OT - Being 787 issues, does this mean carbon composite has issues?

D. Hugh Redelmeier hugh-pmF8o41NoarQT0dZR+AlfA at public.gmane.org
Mon Aug 3 18:13:02 UTC 2009


| From: Evan Leibovitch <evan-ieNeDk6JonTYtjvyW6yDsg at public.gmane.org>

| It's also my belief that the underlying politics of the manufacture --
| that call for major component plants and jobs scattered all over the
| world --

You are surely right about the politics.  For example, all sorts of
Canadian contract call for "industrial offsets".  Part of this plane
is made in Toronto, possibly for this reason.

The Japanese government seems to have financed a lot of the 787
program, conditional on large Japanese component.

Maybe projects like this are so big that a single company cannot
sanely make the gamble.  In the past, US aerospace companies were
effectively subsidized by military contracts.

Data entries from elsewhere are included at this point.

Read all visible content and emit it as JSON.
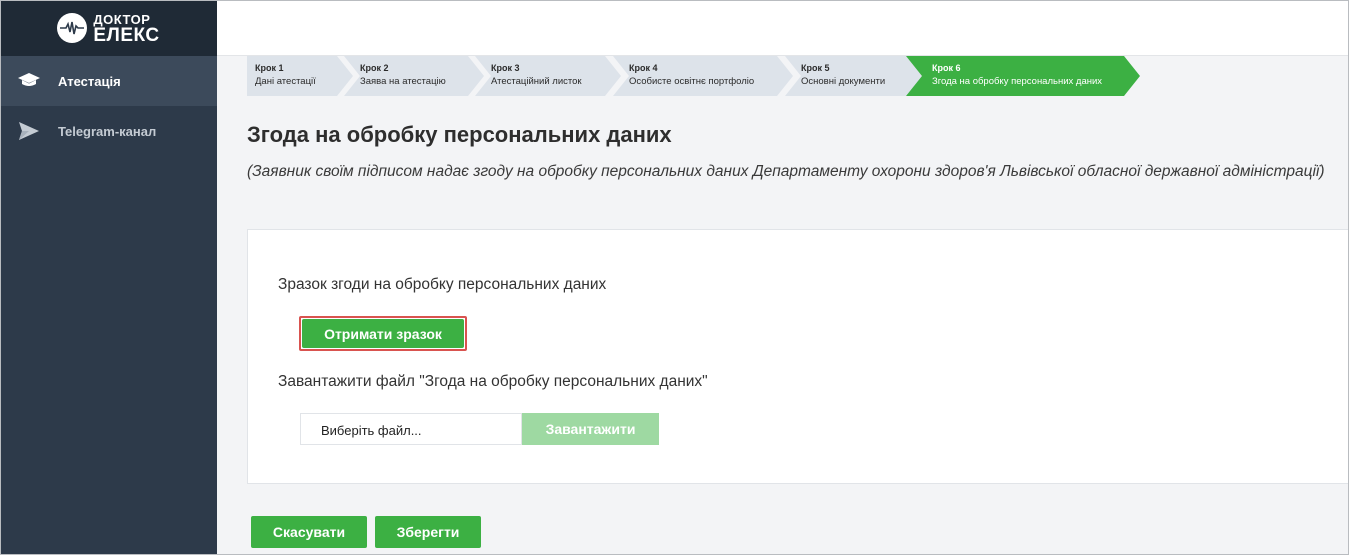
{
  "logo": {
    "line1": "ДОКТОР",
    "line2": "ЕЛЕКС"
  },
  "sidebar": {
    "items": [
      {
        "label": "Атестація",
        "icon": "graduation-cap-icon"
      },
      {
        "label": "Telegram-канал",
        "icon": "paper-plane-icon"
      }
    ]
  },
  "steps": [
    {
      "title": "Крок 1",
      "subtitle": "Дані атестації"
    },
    {
      "title": "Крок 2",
      "subtitle": "Заява на атестацію"
    },
    {
      "title": "Крок 3",
      "subtitle": "Атестаційний листок"
    },
    {
      "title": "Крок 4",
      "subtitle": "Особисте освітнє портфоліо"
    },
    {
      "title": "Крок 5",
      "subtitle": "Основні документи"
    },
    {
      "title": "Крок 6",
      "subtitle": "Згода на обробку персональних даних"
    }
  ],
  "page": {
    "title": "Згода на обробку персональних даних",
    "subtitle": "(Заявник своїм підписом надає згоду на обробку персональних даних Департаменту охорони здоров'я Львівської обласної державної адміністрації)"
  },
  "card": {
    "sample_label": "Зразок згоди на обробку персональних даних",
    "sample_button": "Отримати зразок",
    "upload_label": "Завантажити файл \"Згода на обробку персональних даних\"",
    "file_placeholder": "Виберіть файл...",
    "upload_button": "Завантажити"
  },
  "actions": {
    "cancel": "Скасувати",
    "save": "Зберегти"
  },
  "colors": {
    "accent": "#3cb043",
    "sidebar": "#2d3a4a",
    "highlight": "#d9534f"
  }
}
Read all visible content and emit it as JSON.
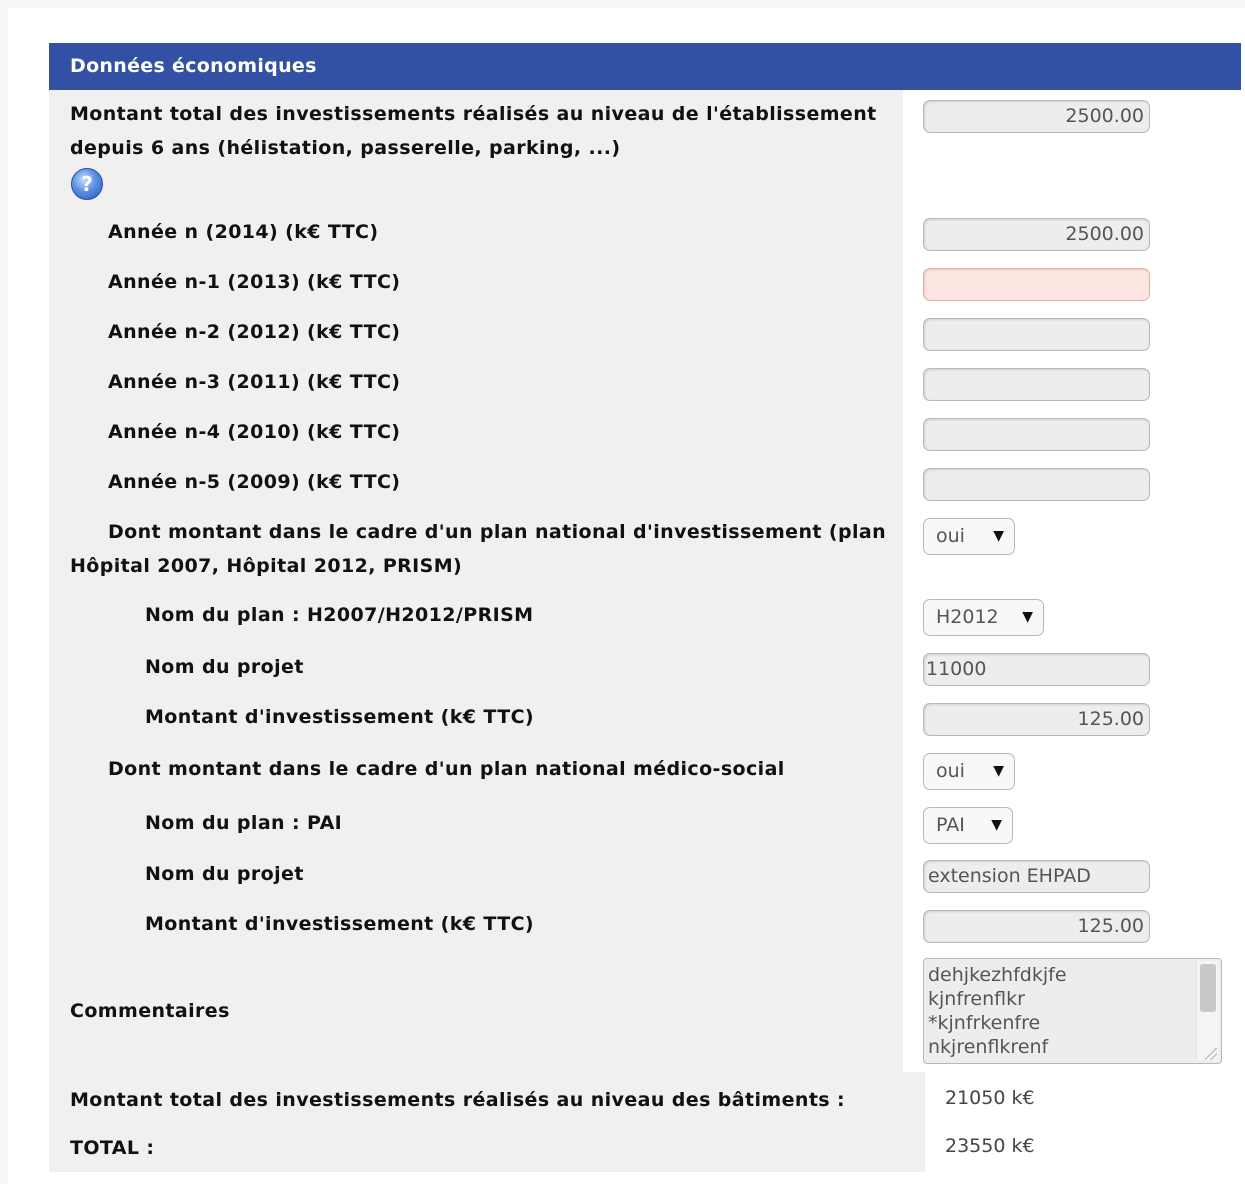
{
  "section": {
    "title": "Données économiques"
  },
  "total_invest": {
    "label": "Montant total des investissements réalisés au niveau de l'établissement depuis 6 ans (hélistation, passerelle, parking, ...)",
    "value": "2500.00",
    "help_glyph": "?"
  },
  "years": [
    {
      "label": "Année n (2014) (k€ TTC)",
      "value": "2500.00"
    },
    {
      "label": "Année n-1 (2013) (k€ TTC)",
      "value": ""
    },
    {
      "label": "Année n-2 (2012) (k€ TTC)",
      "value": ""
    },
    {
      "label": "Année n-3 (2011) (k€ TTC)",
      "value": ""
    },
    {
      "label": "Année n-4 (2010) (k€ TTC)",
      "value": ""
    },
    {
      "label": "Année n-5 (2009) (k€ TTC)",
      "value": ""
    }
  ],
  "plan_national": {
    "label": "Dont montant dans le cadre d'un plan national d'investissement (plan Hôpital 2007, Hôpital 2012, PRISM)",
    "selected": "oui",
    "plan_name_label": "Nom du plan : H2007/H2012/PRISM",
    "plan_name_selected": "H2012",
    "project_label": "Nom du projet",
    "project_value": "11000",
    "amount_label": "Montant d'investissement (k€ TTC)",
    "amount_value": "125.00"
  },
  "plan_medico": {
    "label": "Dont montant dans le cadre d'un plan national médico-social",
    "selected": "oui",
    "plan_name_label": "Nom du plan : PAI",
    "plan_name_selected": "PAI",
    "project_label": "Nom du projet",
    "project_value": "extension EHPAD",
    "amount_label": "Montant d'investissement (k€ TTC)",
    "amount_value": "125.00"
  },
  "comments": {
    "label": "Commentaires",
    "lines": [
      "dehjkezhfdkjfe",
      "kjnfrenflkr",
      "*kjnfrkenfre",
      "nkjrenflkrenf"
    ]
  },
  "summary": {
    "buildings_label": "Montant total des investissements réalisés au niveau des bâtiments :",
    "buildings_value": "21050 k€",
    "total_label": "TOTAL :",
    "total_value": "23550 k€"
  },
  "icons": {
    "dropdown": "▼"
  },
  "colors": {
    "header": "#3251a4",
    "error_field": "#fde6e2"
  }
}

The whole US domination of passenger aircraft manufacture was at least
partially an accidental effect of WWII.  As I understand it, the
division of labour amongst had the UK building more fighters than
bombers by the end of the war.  Bombers were a better base for airline
manufacture.

Canada produced the second passenger jet plane, the Avro Jetliner.
Apparently a good one.  (The first passenger jet plane, the de
Haviland Comet, is famous for falling out of the sky due to metal
fatigue.)  The Canadian Government forced Avro to drop the Jetliner to
concentrate on military production (CF100?  I don't remember), 

| has made the process of completing the final assembly to be
| orders of magnitude more difficult than if more of the work was done in
| Washington State.

We old fogies always think that the old ways were better.  These new
systems are probably so much more complicated and intricate that the
old ways can no longer be applied.

| IMO, until proven otherwise, this is a supply chain fsckup at least as
| much as anything attributable to the composition of the materials.

We'll never know.  We'll be told a bunch of myths, official and
unofficial, and have no way of knowing which is right.

If the new production methods allowed for everything to be
second-sourced, that would increase reliability and predictability of
the supply chain.  But redundancy costs and nobody is buying it.